La DIA di Bologna, coordinata dal Procuratore della Repubblica dott. Giuseppe Amato e dal Sostituto dott.ssa Beatrice Ronchi, ha dato esecuzione a provvedimenti di perquisizione e sequestro a carico di diversisoggetti criminali (attività nata come sviluppo investigativo dell’indagine AEMILIA), che ha consentito di individuare un’operazione fraudolenta con cui l’organizzazione ‘ndranghetistica emiliana, in concorso con esponenti della cosca “Grande Aracri” di Cutro, ha realizzato un’ingente truffa ai danni del Ministero dell’Economia e Finanze (c.d. “Affare Oppido”).
Nello specifico, sulla base di una sentenza falsificata, attestante un inesistente diritto risarcitorio, il predetto Dicastero accreditò, nel mese di luglio del 2010, una somma di oltre due milioni di euro, ad una società riconducibile ad una famiglia di imprenditori edili calabresi, da anni trapiantati nella provincia di Reggio Emilia e contigui al sodalizio ‘ndranghetistico emiliano.
L’affare truffaldino, ideato da un faccendiere avvocato napoletano, era stato prospettato alla ‘ndrangheta emiliana, la quale aveva individuato un’impresa che presentasse idonee caratteristiche strutturali in funzione del notevole rimborso che sarebbe derivato dall’attività delittuosa. Tale operazione, ricostruita a fronte delle dichiarazioni rese dai “collaboratori di giustizia” del processo AEMILIA, ha visto coinvolti diversi esponenti di vertice del sodalizio ‘ndranghetistico emiliano e della cosca “Grande Aracri” di Cutro, con la complicità di altri soggetti e professionisti.
Le operazioni si sono svolte nella provincia di Reggio Emilia e nelle regioni Lombardia, Lazio, Campania e Calabria ed hanno visto impegnato il personale della DIA di Bologna, Firenze, Milano, Roma, Napoli e Catanzaro.
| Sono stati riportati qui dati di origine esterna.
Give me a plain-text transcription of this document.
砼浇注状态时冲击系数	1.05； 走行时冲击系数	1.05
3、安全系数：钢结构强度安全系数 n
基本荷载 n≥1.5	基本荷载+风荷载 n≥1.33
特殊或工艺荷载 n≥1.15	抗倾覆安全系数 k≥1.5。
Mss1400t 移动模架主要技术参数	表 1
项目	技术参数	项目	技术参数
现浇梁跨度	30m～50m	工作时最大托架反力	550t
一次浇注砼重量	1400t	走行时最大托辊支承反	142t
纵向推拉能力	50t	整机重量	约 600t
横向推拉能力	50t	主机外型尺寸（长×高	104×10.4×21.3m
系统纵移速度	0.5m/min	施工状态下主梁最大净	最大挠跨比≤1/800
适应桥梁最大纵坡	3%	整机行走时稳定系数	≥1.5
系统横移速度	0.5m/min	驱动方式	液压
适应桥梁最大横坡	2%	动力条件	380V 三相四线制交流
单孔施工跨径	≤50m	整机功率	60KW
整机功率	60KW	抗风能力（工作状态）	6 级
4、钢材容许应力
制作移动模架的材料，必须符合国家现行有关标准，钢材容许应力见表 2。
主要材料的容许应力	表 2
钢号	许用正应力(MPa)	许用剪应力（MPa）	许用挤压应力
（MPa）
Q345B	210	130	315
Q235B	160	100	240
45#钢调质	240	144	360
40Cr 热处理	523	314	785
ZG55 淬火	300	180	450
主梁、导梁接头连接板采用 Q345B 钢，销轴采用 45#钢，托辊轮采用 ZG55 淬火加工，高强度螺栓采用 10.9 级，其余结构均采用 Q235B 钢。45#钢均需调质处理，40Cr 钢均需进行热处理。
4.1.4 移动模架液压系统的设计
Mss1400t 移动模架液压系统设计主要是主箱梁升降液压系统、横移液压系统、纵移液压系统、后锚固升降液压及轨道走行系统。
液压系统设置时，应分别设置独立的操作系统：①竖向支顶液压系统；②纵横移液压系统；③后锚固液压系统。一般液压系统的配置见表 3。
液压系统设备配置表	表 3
A conclusione delle suddette attività, anche attraverso un’analisi di polizia giudiziaria volta a svelare l’esistenza di articolate operazioni di occultamento di beni immobili e quote societarie (anche attraverso operazioni di esterovestizione in Costa d’Avorio e in Inghilterra), è stato sequestrato un patrimonio consistente in beni mobili ed immobili per un valore complessivo di 2 milioni e 300 mila euro, ricondotto a taluni indagati attraverso accertamenti patrimoniali svolti dalla DIA di Bologna.